How Strong Does a Chisel Need to Be?

A couple of years ago, I wanted to make some seaton-like chisels. Not copies for the first ones as what if they weren’t very good to use? They are the apple handled chisels that are on the front page.

I made those out of 26c3 and at the time, a little too chicken to grind them that thin, I left them around .08″ at the tips. One of them was a touch soft and I later found that one to be 60/61. For 26c3, to have a chisel that soft is pointless -it evades the usefulness of the steel, which is to have good (not great, but good) toughness or resistance to breakage at relatively high hardness. something like 64/65.

I thought they were all soft because of that, though i can’t recall why. But you can tell when a chisel isn’t where it should be based on how the burr responds, at least if you have some familiarity with what it should be like. I put these chisels in a drawer and gave one to Warren, and he used it for a week or two and said “I wouldn’t want it to be any harder” and brought back the one he was using. Warren doesn’t like really high hardness tools and i thought all of these were soft, and later tested a couple and they are 64/65 or maybe half a point harder than that yet.

The soft one, I probably got impatient while thicknessing and that’s that, or I may have had a snafu tempering by leaving something not fully protected by a mass sandwich (a mass of aluminum that is) in the toaster oven.

I pondered throwing these away and almost did, just because it does get aggravating sometimes to have stuff around that you think is only half good. Fortunately I was wrong, and fortunately i didn’t throw them away before getting a hardness tester. And I also learned that I spoofed Warren unintentionally by giving him a 64.5 hardness chisel that he had no trouble sharpening, so that made for a nice bit of proof that alloying means a lot when it comes to sharpenability.

I’ve made some other closer to Seaton chest reproduction chisels and am slowly getting around to making a set for another friend who I have no business making tools for in the first place. But with all of the sharpening stone box making and now a couple of planes, I’ve come to appreciate a thin chisel.
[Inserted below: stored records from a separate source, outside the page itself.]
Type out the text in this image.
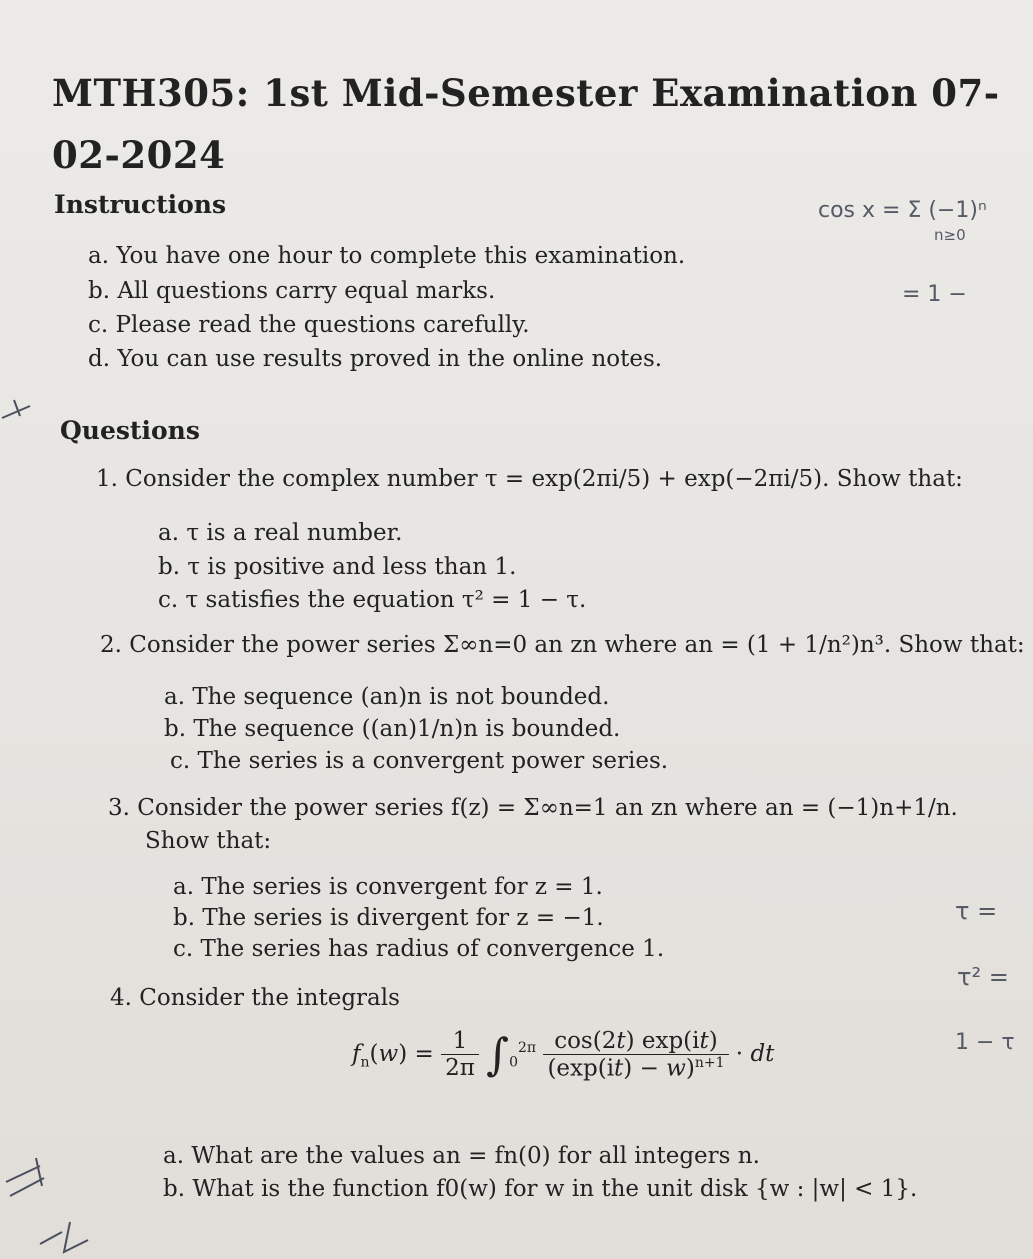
MTH305: 1st Mid-Semester Examination 07-02-2024
Instructions
a. You have one hour to complete this examination.
b. All questions carry equal marks.
c. Please read the questions carefully.
d. You can use results proved in the online notes.
Questions
1. Consider the complex number τ = exp(2πi/5) + exp(−2πi/5). Show that:
a. τ is a real number.
b. τ is positive and less than 1.
c. τ satisfies the equation τ² = 1 − τ.
2. Consider the power series Σ∞n=0 an zn where an = (1 + 1/n²)n³. Show that:
a. The sequence (an)n is not bounded.
b. The sequence ((an)1/n)n is bounded.
c. The series is a convergent power series.
3. Consider the power series f(z) = Σ∞n=1 an zn where an = (−1)n+1/n.
Show that:
a. The series is convergent for z = 1.
b. The series is divergent for z = −1.
c. The series has radius of convergence 1.
4. Consider the integrals
$f_n(w) = \frac{1}{2\pi} \int_0^{2\pi} \frac{\cos(2t) \exp(it)}{(\exp(it) - w)^{n+1}}$ · dt
a. What are the values an = fn(0) for all integers n.
b. What is the function f0(w) for w in the unit disk {w : |w| < 1}.
cos x = Σ (−1)ⁿ
n≥0
= 1 −
τ =
τ² =
1 − τ
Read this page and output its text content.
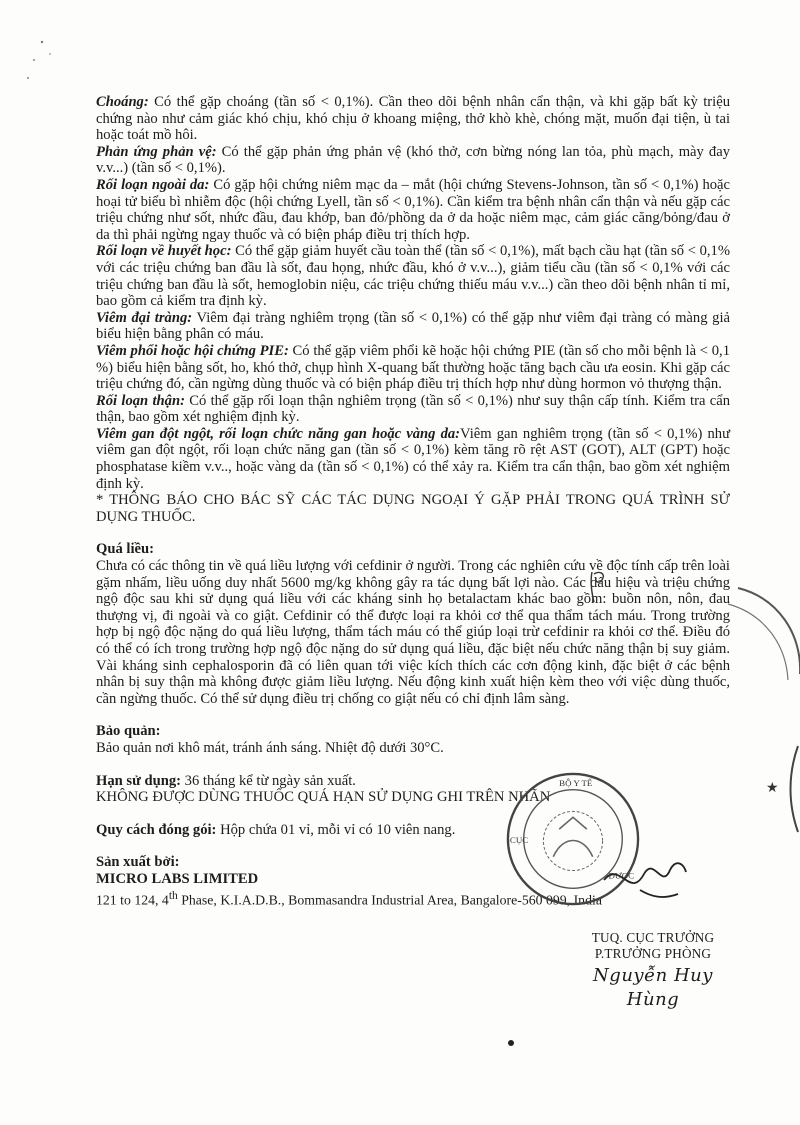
Choáng: Có thể gặp choáng (tần số < 0,1%). Cần theo dõi bệnh nhân cẩn thận, và khi gặp bất kỳ triệu chứng nào như cảm giác khó chịu, khó chịu ở khoang miệng, thở khò khè, chóng mặt, muốn đại tiện, ù tai hoặc toát mồ hôi.

Phản ứng phản vệ: Có thể gặp phản ứng phản vệ (khó thở, cơn bừng nóng lan tỏa, phù mạch, mày đay v.v...) (tần số < 0,1%).

Rối loạn ngoài da: Có gặp hội chứng niêm mạc da – mắt (hội chứng Stevens-Johnson, tần số < 0,1%) hoặc hoại tử biểu bì nhiễm độc (hội chứng Lyell, tần số < 0,1%). Cần kiểm tra bệnh nhân cẩn thận và nếu gặp các triệu chứng như sốt, nhức đầu, đau khớp, ban đỏ/phồng da ở da hoặc niêm mạc, cảm giác căng/bỏng/đau ở da thì phải ngừng ngay thuốc và có biện pháp điều trị thích hợp.

Rối loạn về huyết học: Có thể gặp giảm huyết cầu toàn thể (tần số < 0,1%), mất bạch cầu hạt (tần số < 0,1% với các triệu chứng ban đầu là sốt, đau họng, nhức đầu, khó ở v.v...), giảm tiểu cầu (tần số < 0,1% với các triệu chứng ban đầu là sốt, hemoglobin niệu, các triệu chứng thiếu máu v.v...) cần theo dõi bệnh nhân tỉ mỉ, bao gồm cả kiểm tra định kỳ.

Viêm đại tràng: Viêm đại tràng nghiêm trọng (tần số < 0,1%) có thể gặp như viêm đại tràng có màng giả biểu hiện bằng phân có máu.

Viêm phổi hoặc hội chứng PIE: Có thể gặp viêm phổi kẽ hoặc hội chứng PIE (tần số cho mỗi bệnh là < 0,1 %) biểu hiện bằng sốt, ho, khó thở, chụp hình X-quang bất thường hoặc tăng bạch cầu ưa eosin. Khi gặp các triệu chứng đó, cần ngừng dùng thuốc và có biện pháp điều trị thích hợp như dùng hormon vỏ thượng thận.

Rối loạn thận: Có thể gặp rối loạn thận nghiêm trọng (tần số < 0,1%) như suy thận cấp tính. Kiểm tra cẩn thận, bao gồm xét nghiệm định kỳ.

Viêm gan đột ngột, rối loạn chức năng gan hoặc vàng da:Viêm gan nghiêm trọng (tần số < 0,1%) như viêm gan đột ngột, rối loạn chức năng gan (tần số < 0,1%) kèm tăng rõ rệt AST (GOT), ALT (GPT) hoặc phosphatase kiềm v.v.., hoặc vàng da (tần số < 0,1%) có thể xảy ra. Kiểm tra cẩn thận, bao gồm xét nghiệm định kỳ.

* THÔNG BÁO CHO BÁC SỸ CÁC TÁC DỤNG NGOẠI Ý GẶP PHẢI TRONG QUÁ TRÌNH SỬ DỤNG THUỐC.

Quá liều:

Chưa có các thông tin về quá liều lượng với cefdinir ở người. Trong các nghiên cứu về độc tính cấp trên loài gặm nhấm, liều uống duy nhất 5600 mg/kg không gây ra tác dụng bất lợi nào. Các dấu hiệu và triệu chứng ngộ độc sau khi sử dụng quá liều với các kháng sinh họ betalactam khác bao gồm: buồn nôn, nôn, đau thượng vị, đi ngoài và co giật. Cefdinir có thể được loại ra khỏi cơ thể qua thẩm tách máu. Trong trường hợp bị ngộ độc nặng do quá liều lượng, thẩm tách máu có thể giúp loại trừ cefdinir ra khỏi cơ thể. Điều đó có thể có ích trong trường hợp ngộ độc nặng do sử dụng quá liều, đặc biệt nếu chức năng thận bị suy giảm. Vài kháng sinh cephalosporin đã có liên quan tới việc kích thích các cơn động kinh, đặc biệt ở các bệnh nhân bị suy thận mà không được giảm liều lượng. Nếu động kinh xuất hiện kèm theo với việc dùng thuốc, cần ngừng thuốc. Có thể sử dụng điều trị chống co giật nếu có chỉ định lâm sàng.

Bảo quản:

Bảo quản nơi khô mát, tránh ánh sáng. Nhiệt độ dưới 30°C.

Hạn sử dụng: 36 tháng kể từ ngày sản xuất.

KHÔNG ĐƯỢC DÙNG THUỐC QUÁ HẠN SỬ DỤNG GHI TRÊN NHÃN

Quy cách đóng gói: Hộp chứa 01 vỉ, mỗi vỉ có 10 viên nang.

Sản xuất bởi:

MICRO LABS LIMITED

121 to 124, 4th Phase, K.I.A.D.B., Bommasandra Industrial Area, Bangalore-560 099, India

★
BỘ Y TẾ
CỤC
DƯỢC
TUQ. CỤC TRƯỞNG
P.TRƯỞNG PHÒNG
Nguyễn Huy Hùng
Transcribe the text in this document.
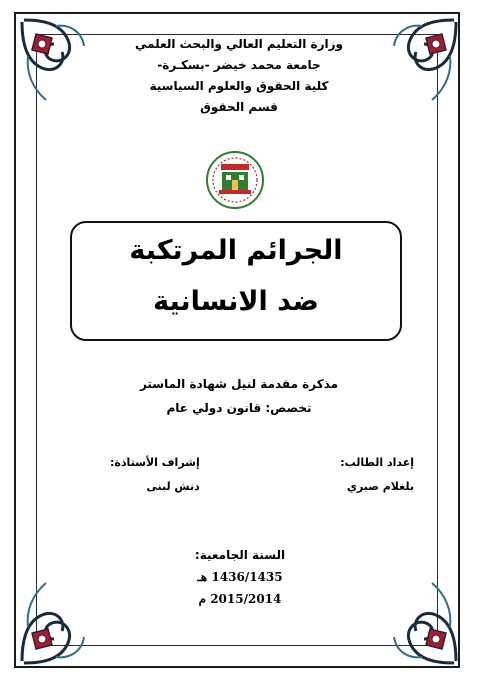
وزارة التعليم العالي والبحث العلمي
جامعة محمد خيضر -بسكـرة-
كلية الحقوق والعلوم السياسية
قسم الحقوق
الجرائم المرتكبة
ضد الانسانية
مذكرة مقدمة لنيل شهادة الماستر
تخصص: قانون دولي عام
إعداد الطالب:
بلغلام صبري
إشراف الأستاذة:
دنش لبنى
السنة الجامعية:
1436/1435 هـ
2015/2014 م
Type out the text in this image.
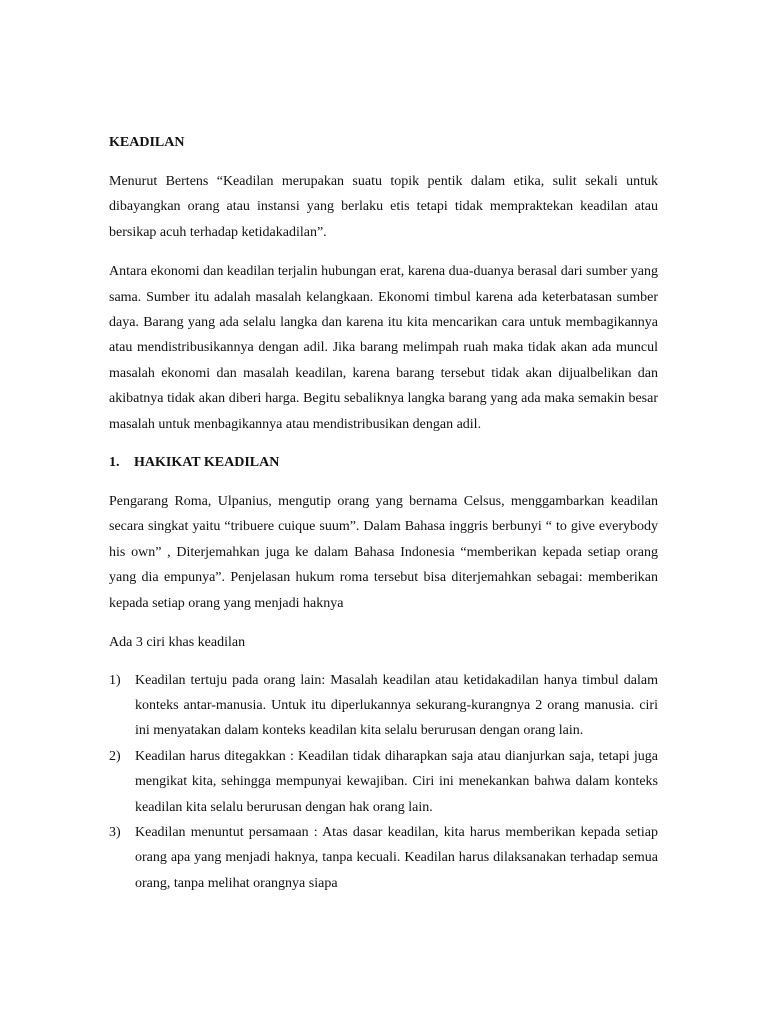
KEADILAN

Menurut Bertens “Keadilan merupakan suatu topik pentik dalam etika, sulit sekali untuk dibayangkan orang atau instansi yang berlaku etis tetapi tidak mempraktekan keadilan atau bersikap acuh terhadap ketidakadilan”.

Antara ekonomi dan keadilan terjalin hubungan erat, karena dua-duanya berasal dari sumber yang sama. Sumber itu adalah masalah kelangkaan. Ekonomi timbul karena ada keterbatasan sumber daya. Barang yang ada selalu langka dan karena itu kita mencarikan cara untuk membagikannya atau mendistribusikannya dengan adil. Jika barang melimpah ruah maka tidak akan ada muncul masalah ekonomi dan masalah keadilan, karena barang tersebut tidak akan dijualbelikan dan akibatnya tidak akan diberi harga. Begitu sebaliknya langka barang yang ada maka semakin besar masalah untuk menbagikannya atau mendistribusikan dengan adil.

1.	HAKIKAT KEADILAN

Pengarang Roma, Ulpanius, mengutip orang yang bernama Celsus, menggambarkan keadilan secara singkat yaitu “tribuere cuique suum”. Dalam Bahasa inggris berbunyi “ to give everybody his own” , Diterjemahkan juga ke dalam Bahasa Indonesia “memberikan kepada setiap orang yang dia empunya”. Penjelasan hukum roma tersebut bisa diterjemahkan sebagai: memberikan kepada setiap orang yang menjadi haknya

Ada 3 ciri khas keadilan

1)	Keadilan tertuju pada orang lain: Masalah keadilan atau ketidakadilan hanya timbul dalam konteks antar-manusia. Untuk itu diperlukannya sekurang-kurangnya 2 orang manusia. ciri ini menyatakan dalam konteks keadilan kita selalu berurusan dengan orang lain.
2)	Keadilan harus ditegakkan : Keadilan tidak diharapkan saja atau dianjurkan saja, tetapi juga mengikat kita, sehingga mempunyai kewajiban. Ciri ini menekankan bahwa dalam konteks keadilan kita selalu berurusan dengan hak orang lain.
3)	Keadilan menuntut persamaan : Atas dasar keadilan, kita harus memberikan kepada setiap orang apa yang menjadi haknya, tanpa kecuali. Keadilan harus dilaksanakan terhadap semua orang, tanpa melihat orangnya siapa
The apple handled chisel here that’s in the middle did all of the excavation in this plane as well as the rosewood jack that I last posted. rosewood is a nice working wood, but it’s still a lot more punishing than beech and I don’t baby the chisel. I’m sure I could break it by trying to pry great amounts, but that’s stupid, anyway. chisels sever and the real usefulness for prying is getting little bits out of corners or thinner bits split off by rotating. This is borderline abuse, but nothing was suffered here.

The Difference

The big difference using this chisel and going a little slower – something I need to do with rosewood anyway so as not to waste it or leave garish chunk outs on side grain, is that this chisel can be sharpened indefinitely with two stones and never see a grinder, and never cost the user any time.

In wider work like dovetails/half blinds, etc, it wouldn’t be any slower and if the corners need to be gone, the edge is so thin at the front that it could be done easily by honing a slight bevel on the sides. Not a big wide flat one, just one that’s subtle. That is, after all, on some of the chisels in the seaton chest pictures – a user-added very small side bevel, but one that’s functional.

The amount of time to sharpen this chisel sans grinder is not more than a minute and a half total including stropping or buffing and to do each of these planes, I sharpened twice. For cherry dovetails or something like that, the edge would last an eternity.

I’d have been worried about breaking a chisel like this – this particular one is at least 65, and also wooed by the discussions of Japanese steels and that steel is always fragile at high hardness. It isn’t. these very chisels are going to make for an interesting comparison against hitachi white 1, as I suspect that the 0.25% of chromium in 26c3 is probably a benefit and not a detriment, but we’ll see when I finally get a set of solid steel chisels made out of hitachi white 1. It may not be until later this year unless I get laid off or who knows what else.

If I do, there will be a toolmaking bonanza for a little bit. I’d prefer not to get laid off, of course! But there’s definitely not enough hours in the day to make just the things I want to make let alone make a few more things for other people.

As with many things, the experience here using this chisel has really made me think some things just from function and feel that I would not have guessed. Yet another thing where informed or experienced opinion is just far better than supposing.

I know the answer for mortising in general is that a chisel should be thicker than this one. This one wouldn’t tolerate that much hard forces because it just isn’t thick enough for that, and it wouldn’t rotate in a mortise. but I’m starting to get a sense as to why cabinetmaking didn’t require or prescribe any “firmer” chisels in the sense that people errantly think of them now. It required firmer chisels as Nicholson described them – chisels strong enough to form wood.

What I really don’t have any need for is chisels that were designed to survive uninformed hands on a construction site. When I first started woodworking, I would’ve called stanley 750 chisels “delicate”. Things change over time.